Arc Boat Company has spent its early years proving that electric boats can be fast, premium and commercially viable. Now, the Los Angeles startup is aiming much higher with a new $50 million Series C round. The round included Eclipse, a16z, Menlo Ventures, Lowercarbon Capital, Necessary Ventures and Offline Ventures. The announcement comes hot on the heels of another electric boat funding round, highlighting growing investor appetite for cleaner marine transport.

Arc plans to grow its commercial business and supply electric propulsion systems to defence contractors, pushing founder Mitch Lee’s ambition to electrify everything on the water.

The Tesla-style boat is becoming clearer

Arc’s strategy has a familiar shape to Tesla. Start with a premium consumer product, prove the technology, then move into larger and more demanding markets. Greg Reichow, a former Tesla vice president and now a general partner at Eclipse, believes that approach can work for Arc as well. 

The belief is that consumer boats give the company both revenue and a real-world testing ground before it takes on more complex commercial contracts. 

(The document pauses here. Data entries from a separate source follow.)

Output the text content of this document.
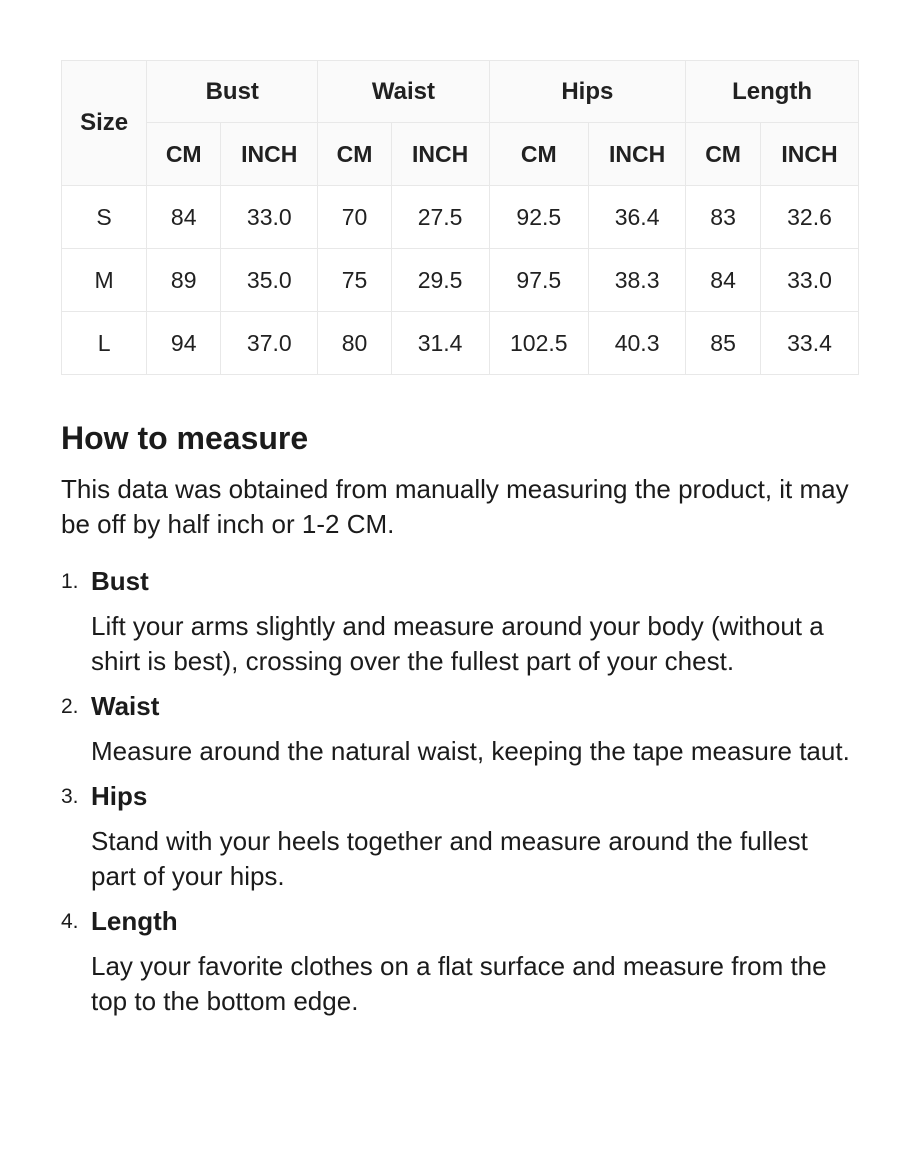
Size	Bust		Waist		Hips		Length	
	CM	INCH	CM	INCH	CM	INCH	CM	INCH
S	84	33.0	70	27.5	92.5	36.4	83	32.6
M	89	35.0	75	29.5	97.5	38.3	84	33.0
L	94	37.0	80	31.4	102.5	40.3	85	33.4
How to measure

This data was obtained from manually measuring the product, it may be off by half inch or 1-2 CM.

1. Bust
Lift your arms slightly and measure around your body (without a shirt is best), crossing over the fullest part of your chest.
2. Waist
Measure around the natural waist, keeping the tape measure taut.
3. Hips
Stand with your heels together and measure around the fullest part of your hips.
4. Length
Lay your favorite clothes on a flat surface and measure from the top to the bottom edge.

What makes the timing notable is that Arc is not forcing its way into these new sectors. Interest from commercial operators and defence players reportedly came on its own and was strong enough to accelerate the company’s expansion plans. 

This kind of inbound demand matters. It suggests Arc is no longer just a startup with an ambitious thesis, but a company that potential customers already see as useful to their own long-term plans. 

Commercial and defence customers want different things

Arc is not expecting to become a full-scale builder of every commercial vessel it touches. For commercial projects, Lee indicated the company will likely follow a model similar to the hybrid tugboat programme it introduced last year. In that arrangement, Arc designs the vessel for the customer and works alongside an established shipyard on production. That gives the startup a way into larger marine projects without taking on every piece of heavy manufacturing itself. 

That tugboat effort already offers a strong template. Arc partnered with Curtin Maritime and Snow & Co. on hybrid-electric ship-assist tugboats in a deal valued at $160 million. The project marked one of the clearest signs yet that Arc’s technology could move well beyond recreational use. 

Defence appears to be a different opportunity altogether. The company sees Arc less as a boat builder and more as a direct supplier of propulsion systems to major contractors and newer defence companies. Commercial and defence buyers are not chasing the same outcome, but both are creating openings for Arc to apply the same core technology in different ways. 

A bigger company with broader ambitions

Arc has now grown to around 200 employees, and Lee expects that number to rise following the fundraise. Hiring will focus especially on production, engineering, and go-to-market roles tied to commercial watercraft. That reflects where the company sees the biggest near-term push. 

What stands out is that Arc is no longer operating as a niche maker of flashy electric boats. It is turning into a marine technology company with multiple lines of business, from consumer sport boats to commercial vessels and defence systems. If Arc pulls this off, it will not just be selling boats. It will help reshape how propulsion works across the water.